Андротавр явился обоим во всей дикой, несокрушимой, первобытной мощи.
Во всей тошнотворности противоестественного облика.
Во всем разгаре кровожадного бешенства.
* * *
— Слушай, ты! — объявил вконец потерявший терпение критянин. — Если не будет поступлено в полном и неукоснительном соответствии приказу государыни, я велю воинам взойти на борт, взять тебя под стражу, и выведу ладью из гавани сам! Следом за нами двинется пентеконтера! Доставлю на траверз Мелоса, а дальше катись дельфином крутобоким! Паршивый трус...
Афинский моряк явно поверил обещанию Эсона, ибо немедленно прекратил упрямиться, велел приготовить галеру к отплытию и только попросил пресной воды и пищи на обратный путь.
— Уже сделано, — улыбнулся Эсон. — Моя лодка велика, вместительна. Припасы находятся здесь, рядом, — нужно только поднять их и устроить получше, покуда еще остается время...
— Гей, пошевеливайся, акульи дети, — гаркнул приободрившийся корабельщик, и на палубе возникло проворное движение. Засмоленные бочки передавали, крякая, с рук на руки, сноровисто катили, устраивали понадежнее.
Вздымали прочные, туго набитые мешки с провизией.
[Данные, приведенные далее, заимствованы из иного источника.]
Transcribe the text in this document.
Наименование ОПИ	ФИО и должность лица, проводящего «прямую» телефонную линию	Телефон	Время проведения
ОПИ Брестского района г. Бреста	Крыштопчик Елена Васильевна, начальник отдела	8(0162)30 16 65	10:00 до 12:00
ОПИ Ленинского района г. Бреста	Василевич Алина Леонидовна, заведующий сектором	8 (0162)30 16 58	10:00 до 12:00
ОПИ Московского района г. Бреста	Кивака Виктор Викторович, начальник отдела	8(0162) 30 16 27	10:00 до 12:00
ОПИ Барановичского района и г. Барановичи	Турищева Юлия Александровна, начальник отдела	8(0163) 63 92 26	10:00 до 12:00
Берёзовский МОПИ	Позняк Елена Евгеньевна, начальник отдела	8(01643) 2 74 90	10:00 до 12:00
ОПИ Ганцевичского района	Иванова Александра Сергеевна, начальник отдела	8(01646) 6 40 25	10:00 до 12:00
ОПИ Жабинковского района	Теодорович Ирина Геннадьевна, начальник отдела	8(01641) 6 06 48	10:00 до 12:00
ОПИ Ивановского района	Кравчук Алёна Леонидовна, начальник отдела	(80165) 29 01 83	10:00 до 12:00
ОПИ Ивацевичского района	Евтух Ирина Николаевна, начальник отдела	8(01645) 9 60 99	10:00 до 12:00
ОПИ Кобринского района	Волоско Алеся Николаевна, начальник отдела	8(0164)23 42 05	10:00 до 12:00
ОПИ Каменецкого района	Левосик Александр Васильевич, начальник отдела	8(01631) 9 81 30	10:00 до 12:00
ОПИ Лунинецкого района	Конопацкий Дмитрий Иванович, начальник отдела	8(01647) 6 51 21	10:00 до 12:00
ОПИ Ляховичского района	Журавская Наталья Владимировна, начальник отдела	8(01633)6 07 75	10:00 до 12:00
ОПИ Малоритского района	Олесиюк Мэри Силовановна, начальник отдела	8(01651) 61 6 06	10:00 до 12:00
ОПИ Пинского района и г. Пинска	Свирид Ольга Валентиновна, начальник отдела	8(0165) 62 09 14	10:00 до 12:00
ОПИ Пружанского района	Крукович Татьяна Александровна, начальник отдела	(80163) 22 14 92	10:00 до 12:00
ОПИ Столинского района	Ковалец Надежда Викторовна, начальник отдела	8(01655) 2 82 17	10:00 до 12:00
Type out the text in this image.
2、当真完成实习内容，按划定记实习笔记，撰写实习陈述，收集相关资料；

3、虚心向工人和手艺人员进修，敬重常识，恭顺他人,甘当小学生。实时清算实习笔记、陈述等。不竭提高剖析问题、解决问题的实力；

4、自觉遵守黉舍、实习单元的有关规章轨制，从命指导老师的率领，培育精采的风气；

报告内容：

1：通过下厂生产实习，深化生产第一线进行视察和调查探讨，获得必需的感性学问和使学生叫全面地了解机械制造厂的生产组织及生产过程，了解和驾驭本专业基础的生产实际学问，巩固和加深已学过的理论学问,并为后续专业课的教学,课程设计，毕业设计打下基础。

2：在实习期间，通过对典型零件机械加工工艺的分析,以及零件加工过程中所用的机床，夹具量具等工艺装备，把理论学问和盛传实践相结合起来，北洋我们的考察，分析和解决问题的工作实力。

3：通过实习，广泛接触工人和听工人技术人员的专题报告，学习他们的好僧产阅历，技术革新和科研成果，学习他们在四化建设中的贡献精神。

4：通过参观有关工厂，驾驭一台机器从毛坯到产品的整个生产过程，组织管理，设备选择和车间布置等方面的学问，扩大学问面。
Принимали пузатые винные амфоры.
Эсоновы трюмы были весьма обширны, а столь незначительный ущерб, нанесенный запасам огромной пентекоктеры, мог быть легко и просто пополнен еще до наступления вечера.
— Капитан, — потрогал Эсона за руку высокий, отлично сложенный, черноволосый юноша.
— Да? — ответил критянин.
— Четырнадцать заложников — или жертв несостоявшихся, — печально улыбнулся молодой грек, — молят сопроводить ладью до острова Мелос, как ты предложил сам. Пожалуйста, капитан...
— С какой стати? — недоумевающе осведомился Эсон.
— Мы ни на йоту не доверяем этому человеку. Он славится в Афинах как личность весьма темная и подозрительная. Трусость и глупость его ты видел. Жестокость и подлость его не уступают ни той, ни другой.
Эсон сощурился и навострил слух.
— Собственно, из афинских корабельщиков лишь он один согласился доставить невинных на растерзание. Никто иной попросту не брался за подобное. Ты бы взялся? Будучи не военным, вынужденным подчиняться приказу, а, допустим, простым торговцем?
— Конечно же, нет.
— Господин, — вмешалась приблизившаяся девушка, — господин! Ксантий не сказал еще одного: этот капитан, по слухам, промышлял пиратством. Ради критских богов, не оставляй нас его нежному попечению! Ведь не хочется, избавившись от погибели, очутиться в медном ошейнике, на рабском рынке!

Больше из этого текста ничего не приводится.